The Ad Divide: Search Engine Results

So your vacation’s coming up, and you decide to look for hotels. You open google and type in your query in the search bar. The first results you see in your search for a “hotel Virginia” which have “Ad” written on its corner is from Google Adwords, and the results showing up below without the “Ad” label are the most relevant websites containing the words you typed in earlier or “keywords”. To better understand these your search results, let’s dissect these terms:

Keywords and Relevance

Keywords are the most common terms used by those searching online to find a certain product, service, or topic. As such, keywords are the very foundation of how ads and non-ad search results show up. In our example, “hotel Virginia” are the keywords that brought up the paid AdWords results and the non-paid results.
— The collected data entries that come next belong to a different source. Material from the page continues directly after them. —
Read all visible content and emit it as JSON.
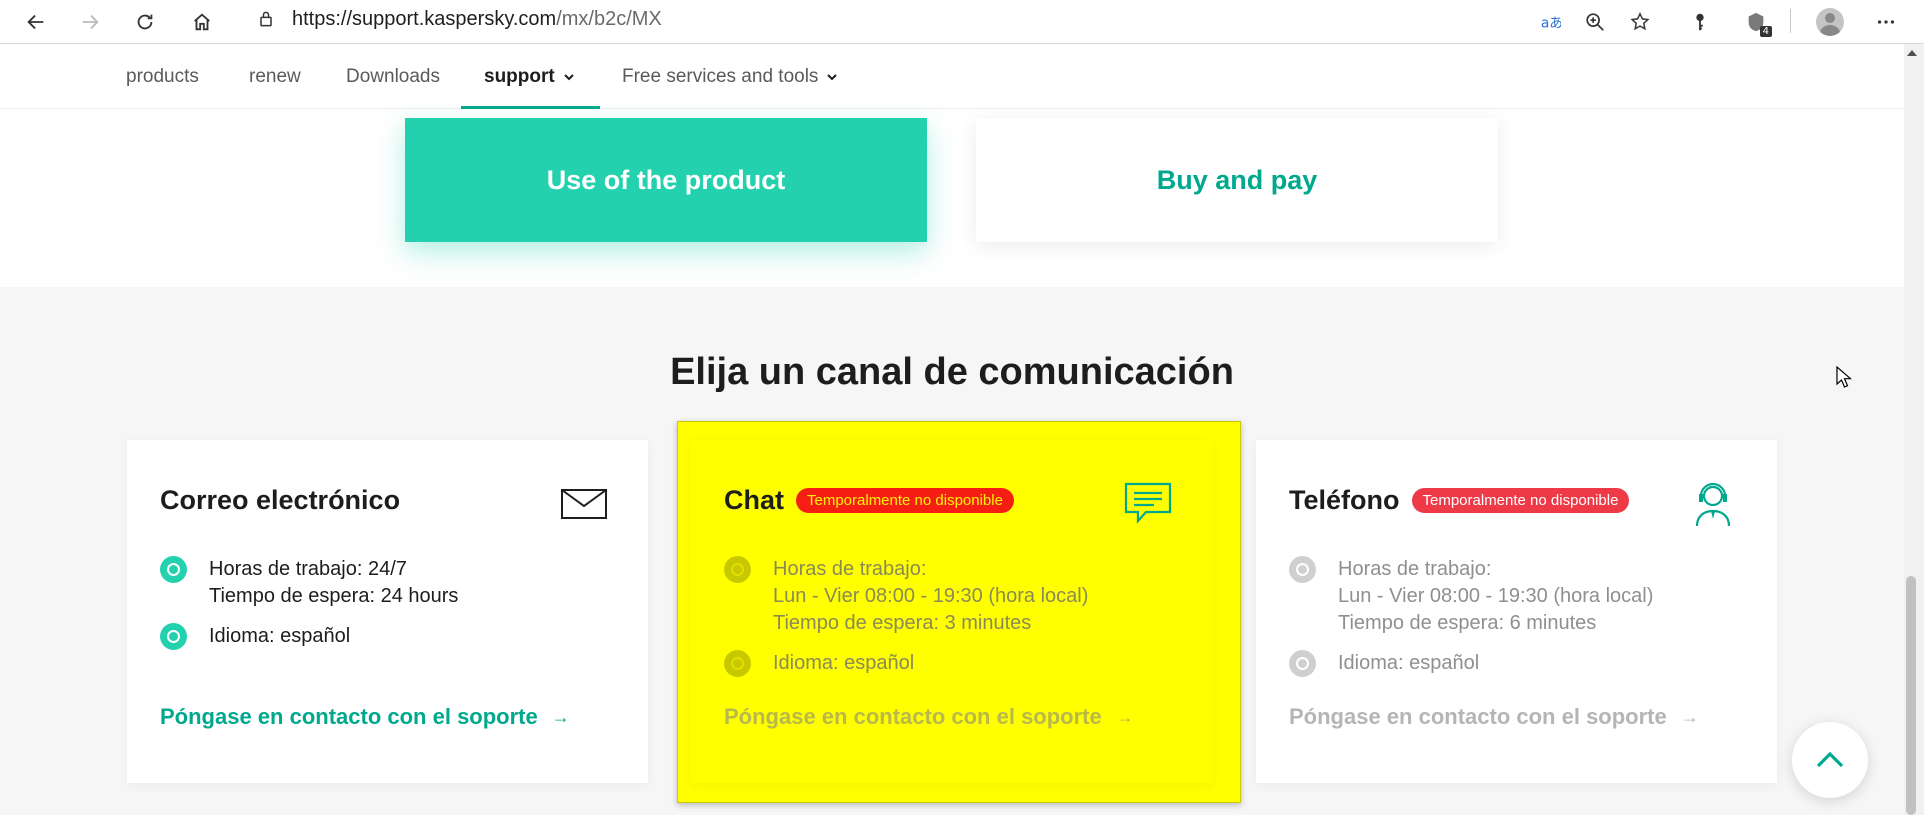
{
  "browser": {
    "url_host": "https://support.kaspersky.com",
    "url_path": "/mx/b2c/MX",
    "extension_badge": "4",
    "icons": [
      "back-icon",
      "forward-icon",
      "refresh-icon",
      "home-icon",
      "lock-icon",
      "read-aloud-icon",
      "zoom-icon",
      "favorites-icon",
      "key-icon",
      "extension-icon",
      "profile-icon",
      "more-icon"
    ]
  },
  "nav": {
    "items": [
      {
        "label": "products"
      },
      {
        "label": "renew"
      },
      {
        "label": "Downloads"
      },
      {
        "label": "support"
      },
      {
        "label": "Free services and tools"
      }
    ],
    "active_index": 3
  },
  "tiles": {
    "primary": "Use of the product",
    "secondary": "Buy and pay"
  },
  "channels": {
    "title": "Elija un canal de comunicación",
    "cards": [
      {
        "title": "Correo electrónico",
        "badge": "",
        "icon": "envelope-icon",
        "hours": [
          "Horas de trabajo: 24/7",
          "Tiempo de espera: 24 hours"
        ],
        "language": "Idioma: español",
        "link": "Póngase en contacto con el soporte",
        "enabled": true
      },
      {
        "title": "Chat",
        "badge": "Temporalmente no disponible",
        "icon": "chat-icon",
        "hours": [
          "Horas de trabajo:",
          "Lun - Vier 08:00 - 19:30 (hora local)",
          "Tiempo de espera: 3 minutes"
        ],
        "language": "Idioma: español",
        "link": "Póngase en contacto con el soporte",
        "enabled": false
      },
      {
        "title": "Teléfono",
        "badge": "Temporalmente no disponible",
        "icon": "headset-icon",
        "hours": [
          "Horas de trabajo:",
          "Lun - Vier 08:00 - 19:30 (hora local)",
          "Tiempo de espera: 6 minutes"
        ],
        "language": "Idioma: español",
        "link": "Póngase en contacto con el soporte",
        "enabled": false
      }
    ]
  },
  "colors": {
    "accent": "#00a88e",
    "tile": "#23d1ae",
    "badge": "#ee3a46",
    "highlight": "#ffff00"
  },
  "arrow_glyph": "→"
}
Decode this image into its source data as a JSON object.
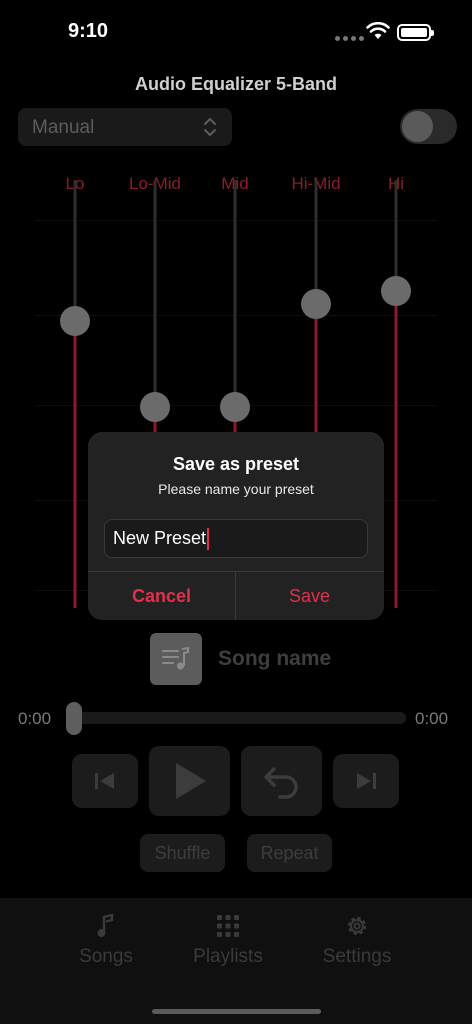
{
  "status_bar": {
    "time": "9:10"
  },
  "title": "Audio Equalizer 5-Band",
  "preset": {
    "value": "Manual"
  },
  "eq_enabled": false,
  "bands": [
    {
      "label": "Lo",
      "level": 0.67
    },
    {
      "label": "Lo-Mid",
      "level": 0.47
    },
    {
      "label": "Mid",
      "level": 0.47
    },
    {
      "label": "Hi-Mid",
      "level": 0.71
    },
    {
      "label": "Hi",
      "level": 0.74
    }
  ],
  "player": {
    "song_name": "Song name",
    "time_elapsed": "0:00",
    "time_total": "0:00",
    "progress": 0,
    "shuffle_label": "Shuffle",
    "repeat_label": "Repeat"
  },
  "tabs": [
    {
      "label": "Songs",
      "icon": "music-note-icon"
    },
    {
      "label": "Playlists",
      "icon": "grid-icon"
    },
    {
      "label": "Settings",
      "icon": "gear-icon"
    }
  ],
  "dialog": {
    "title": "Save as preset",
    "message": "Please name your preset",
    "input_value": "New Preset",
    "cancel_label": "Cancel",
    "save_label": "Save"
  },
  "colors": {
    "accent": "#e0304f",
    "eq_fill": "#8b1a2c"
  }
}
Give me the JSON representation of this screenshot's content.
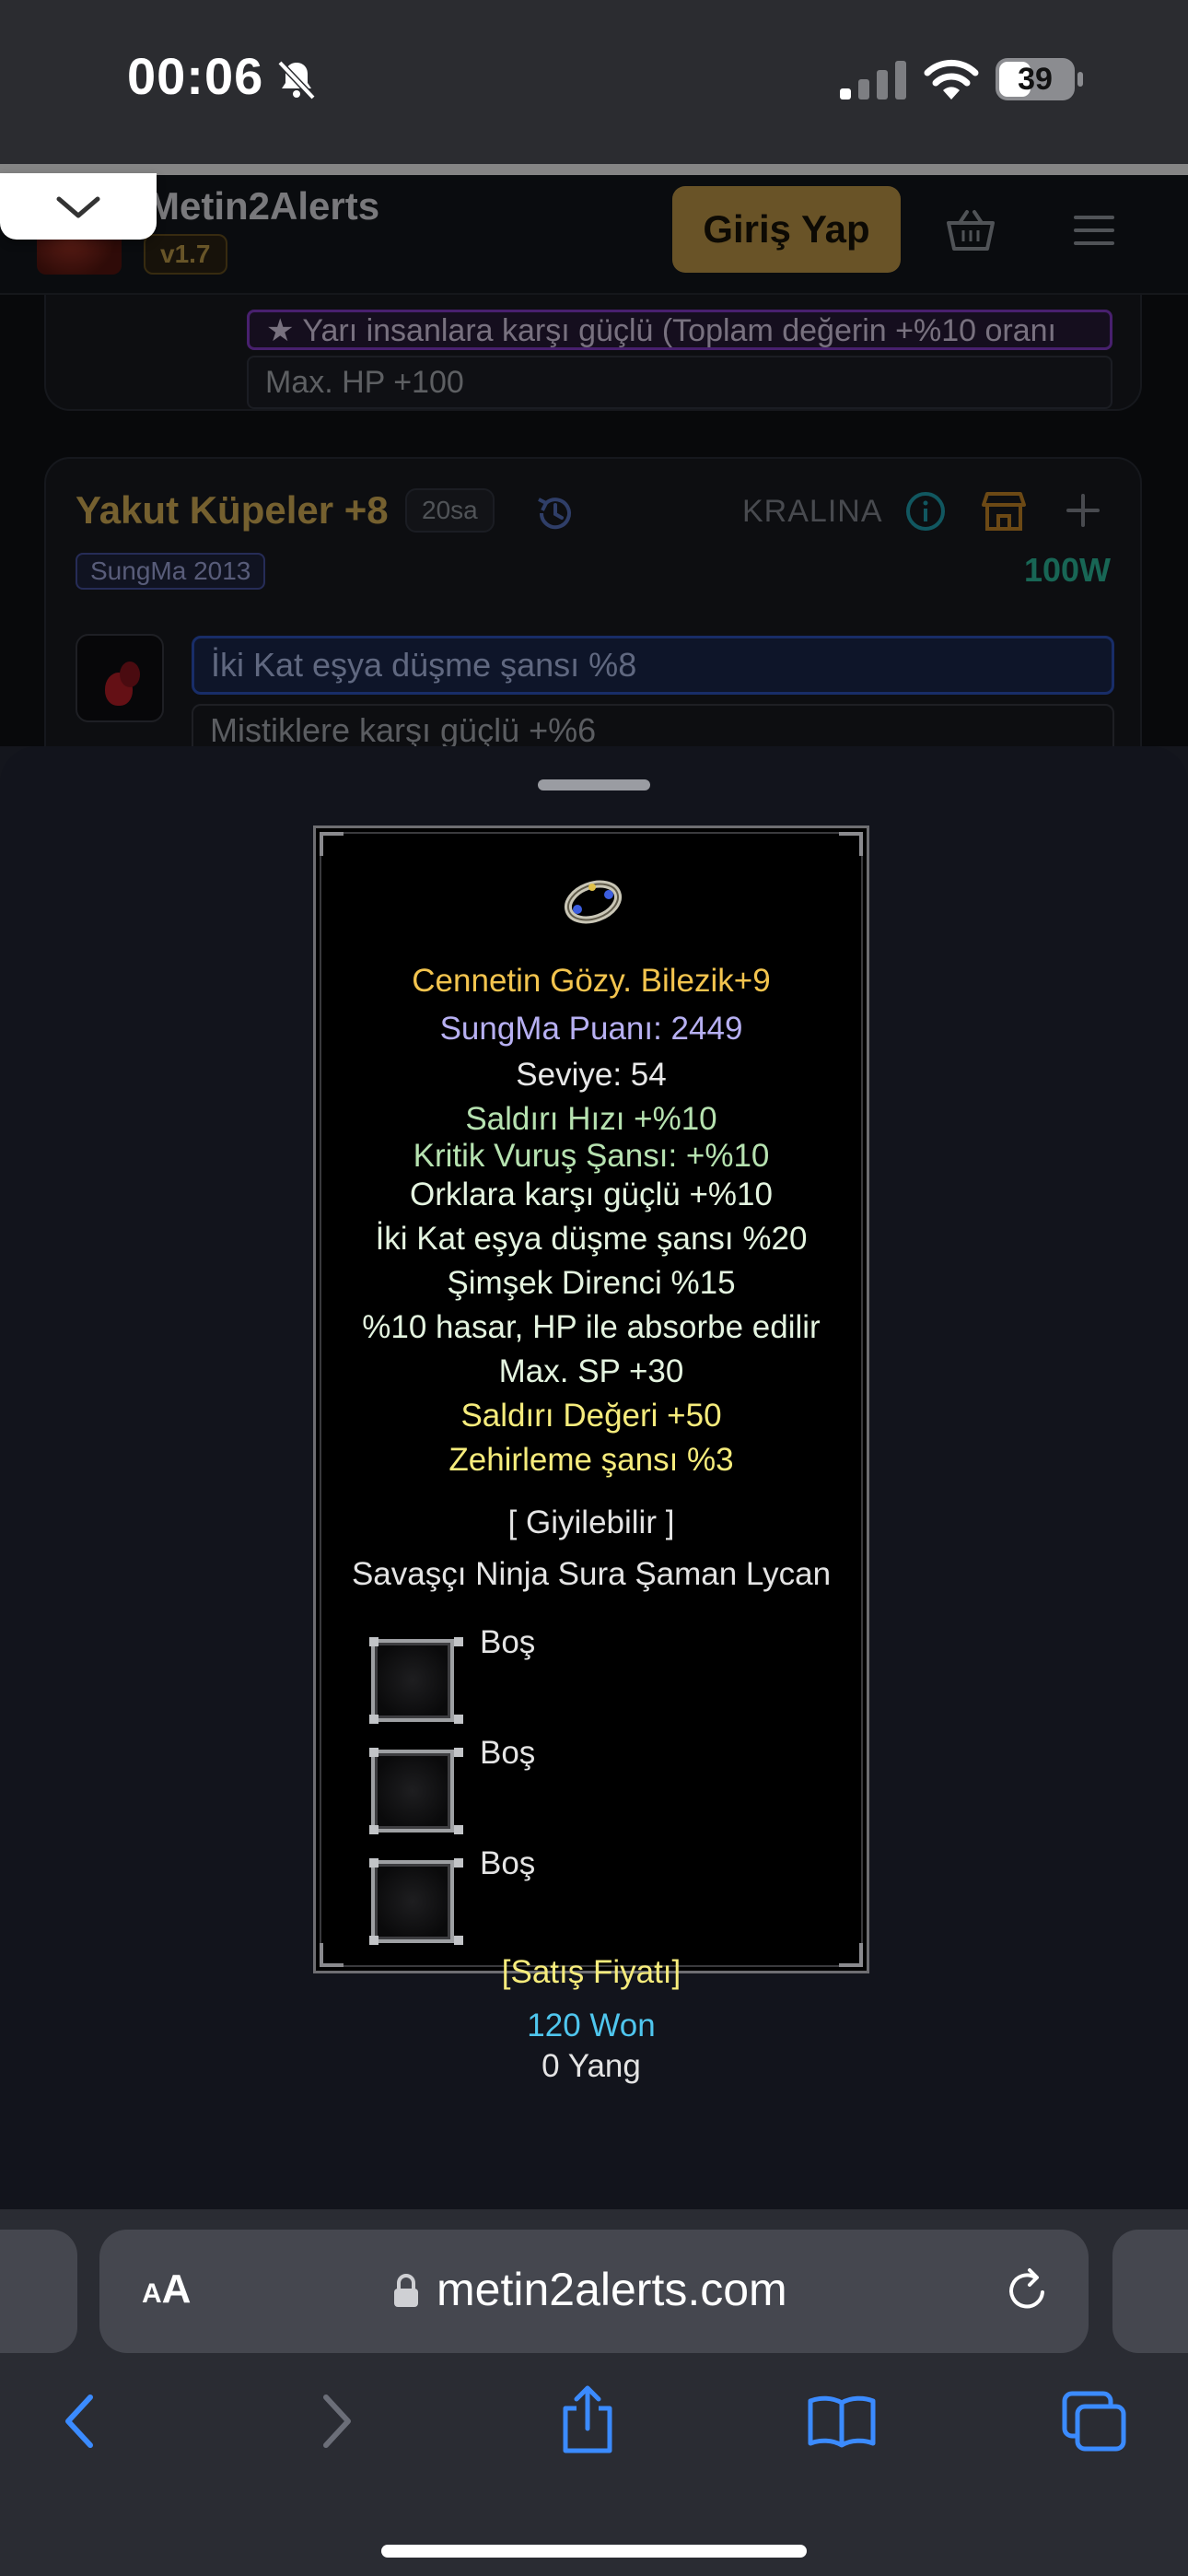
{
  "status_bar": {
    "time": "00:06",
    "battery": "39"
  },
  "site": {
    "logo_text": "Metin2Alerts",
    "version": "v1.7",
    "login_button": "Giriş Yap"
  },
  "previous_card": {
    "star_attribute": "★ Yarı insanlara karşı güçlü (Toplam değerin +%10 oranı",
    "hp_attribute": "Max. HP +100"
  },
  "listing_card": {
    "title": "Yakut Küpeler +8",
    "age_badge": "20sa",
    "seller": "KRALINA",
    "server": "SungMa 2013",
    "price": "100W",
    "attributes": [
      "İki Kat eşya düşme şansı %8",
      "Mistiklere karşı güçlü +%6"
    ]
  },
  "tooltip": {
    "name": "Cennetin Gözy. Bilezik+9",
    "points": "SungMa Puanı: 2449",
    "level": "Seviye: 54",
    "bonuses": [
      "Saldırı Hızı +%10",
      "Kritik Vuruş Şansı: +%10",
      "Orklara karşı güçlü +%10",
      "İki Kat eşya düşme şansı %20",
      "Şimşek Direnci %15",
      "%10 hasar, HP ile absorbe edilir",
      "Max. SP +30"
    ],
    "yellow_bonuses": [
      "Saldırı Değeri +50",
      "Zehirleme şansı %3"
    ],
    "wearable": "[ Giyilebilir ]",
    "classes": "Savaşçı Ninja Sura Şaman Lycan",
    "sockets": [
      "Boş",
      "Boş",
      "Boş"
    ],
    "sale_label": "[Satış Fiyatı]",
    "price_won": "120 Won",
    "price_yang": "0 Yang"
  },
  "browser": {
    "text_size_small": "A",
    "text_size_big": "A",
    "url": "metin2alerts.com"
  },
  "colors": {
    "accent_gold": "#c9a04c",
    "tooltip_name": "#f3c44e",
    "tooltip_bonus": "#b6e2b0",
    "tooltip_won": "#4fc6ee",
    "price_green": "#2ec4a4"
  },
  "icons": [
    "bell-slash-icon",
    "signal-icon",
    "wifi-icon",
    "battery-icon",
    "chevron-down-icon",
    "basket-icon",
    "hamburger-menu-icon",
    "history-icon",
    "info-icon",
    "shop-icon",
    "plus-icon",
    "bracelet-icon",
    "lock-icon",
    "reload-icon",
    "back-icon",
    "forward-icon",
    "share-icon",
    "bookmarks-icon",
    "tabs-icon"
  ]
}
At its core, AdWords is an advertising platform on search engines, wherein a business pays so that their product/service shows up when users search for specific keywords. These businesses “pay per click”: they set a budget, their advertisement shows up on the top results, and every time someone clicks on the advertisement, they’re charged a certain amount against their budget. Google would, of course, prioritize business websites that have paid for Google Adwords (now “Google Ads”), which is why the top results will always be more than likely to be Ads (depending on the keywords).

Non-advertisement Results

google search result on laptop screen

After you scroll down the ads, there would be websites and pages that are relevant to or contain your keywords. But of the hundreds and thousands of websites containing your search terms, how could a website rank higher on the search results? This is why the practice (and industry) of “Search Engine Optimization” or SEO has become quite prevalent. SEO aims to make your website “relevant” to search engines so it would appear higher on the search results by optimizing the website’s contents and coding, among others.

To Ad or Not To Ad

So you might ask, “why won’t businesses just buy Adwords?” For one, AdWords could be expensive as explained earlier, and some businesses believe that they won’t be able to compete with bigger companies or businesses in the advertising game. Instead, these businesses make a website which is deemed “relevant” by the search engine. Some users opt not to click on ads. These users would prefer the “relevant” or “popular” search results as they seem more organic as compared to paid advertising.

Choose Carefully

If you’re someone who owns a business (or plans on starting one soon), you might even want to consider investing in AdWords or capitalize on SEO. Whichever you’ll choose, know that your business could potentially be in every front page of search results.

So, the next time you search for a product or service online, you’ll be aware of how or why those results show up. The bottom line is that paid ads will always come up first, and relevant search results will follow suit, use that knowledge at your advantage.